What could be more evocative of juicy, slow-cooked meat than the word barbecue? There are many stories about how it got started, but wherever such tales come from, they all refer to the same thing – cooking big pieces of meat.

Anecdotes hold that the origin of barbecue is in the West Indies. Spanish explorers in the 17th century found that local Hispaniola Arawakan Indians dried their meat on a wooden frame and called it “barbacòa” in their native Taino language. However, this story has been debunked as the natives had no written language at the time.

Another theory states that the word “barbecue” is derived from the French ” barbe à queue”, meaning to cook or use a pig from “beard to tail” indicating that the entire pig was roasted. However, this has been exposed as folk etymology for which no evidence has been presented. Additionally, domestic pigs do not possess beards, although goats do! Other people believe that the origin of barbecue is in the Caribbean.
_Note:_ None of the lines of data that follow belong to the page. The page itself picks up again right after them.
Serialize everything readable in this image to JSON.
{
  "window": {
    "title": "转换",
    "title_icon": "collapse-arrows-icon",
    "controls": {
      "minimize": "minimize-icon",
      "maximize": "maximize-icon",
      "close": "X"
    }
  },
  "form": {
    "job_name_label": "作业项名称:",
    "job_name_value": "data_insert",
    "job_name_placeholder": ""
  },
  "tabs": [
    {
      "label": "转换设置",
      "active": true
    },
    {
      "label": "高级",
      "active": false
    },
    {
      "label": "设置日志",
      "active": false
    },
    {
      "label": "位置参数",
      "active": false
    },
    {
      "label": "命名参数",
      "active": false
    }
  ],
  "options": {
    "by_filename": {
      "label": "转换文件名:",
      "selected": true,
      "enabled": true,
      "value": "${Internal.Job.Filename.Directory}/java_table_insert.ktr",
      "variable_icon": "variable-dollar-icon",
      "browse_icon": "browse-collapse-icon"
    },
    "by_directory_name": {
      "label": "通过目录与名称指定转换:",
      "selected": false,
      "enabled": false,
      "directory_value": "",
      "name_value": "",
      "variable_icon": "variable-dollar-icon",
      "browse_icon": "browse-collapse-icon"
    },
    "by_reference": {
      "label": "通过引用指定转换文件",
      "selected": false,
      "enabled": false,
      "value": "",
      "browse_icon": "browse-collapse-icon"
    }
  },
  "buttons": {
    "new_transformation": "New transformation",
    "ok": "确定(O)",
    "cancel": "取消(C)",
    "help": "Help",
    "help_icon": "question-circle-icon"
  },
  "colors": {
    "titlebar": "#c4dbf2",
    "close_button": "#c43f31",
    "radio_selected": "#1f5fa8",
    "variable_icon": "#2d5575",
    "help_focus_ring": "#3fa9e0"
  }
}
Meat, specifically pork, would be cooked over a fire on a platform and resting on sticks, or slowly baked in a hole in the ground that was lined with hot coal and stones.

The USA has its own version of how barbecuing got started. It is said that it began in the late 1800”s when cattle drives still took place. A cattle baron wanted to save the best cuts of meat for himself, thus his cowboy employees would have to make do with less desirable cuts for their meals on the road. The cowboys discovered that leaving a tough, stringy piece of such as a brisket to cook over a low heat for an entire day resulted in a tasty, filling meal.

Today”s barbecue bears little resemblance to the ones of yesteryear. Temperature control and cooking times are more precise, for one, and the term itself is subject to much variation when it comes to regional definitions. In Central America, it usually means cooking meat over low, indirect heat for a very long time. In Britain, however, barbecuing refers to cooking meat directly over high heat, whereas this is known as “broiling” in Central America.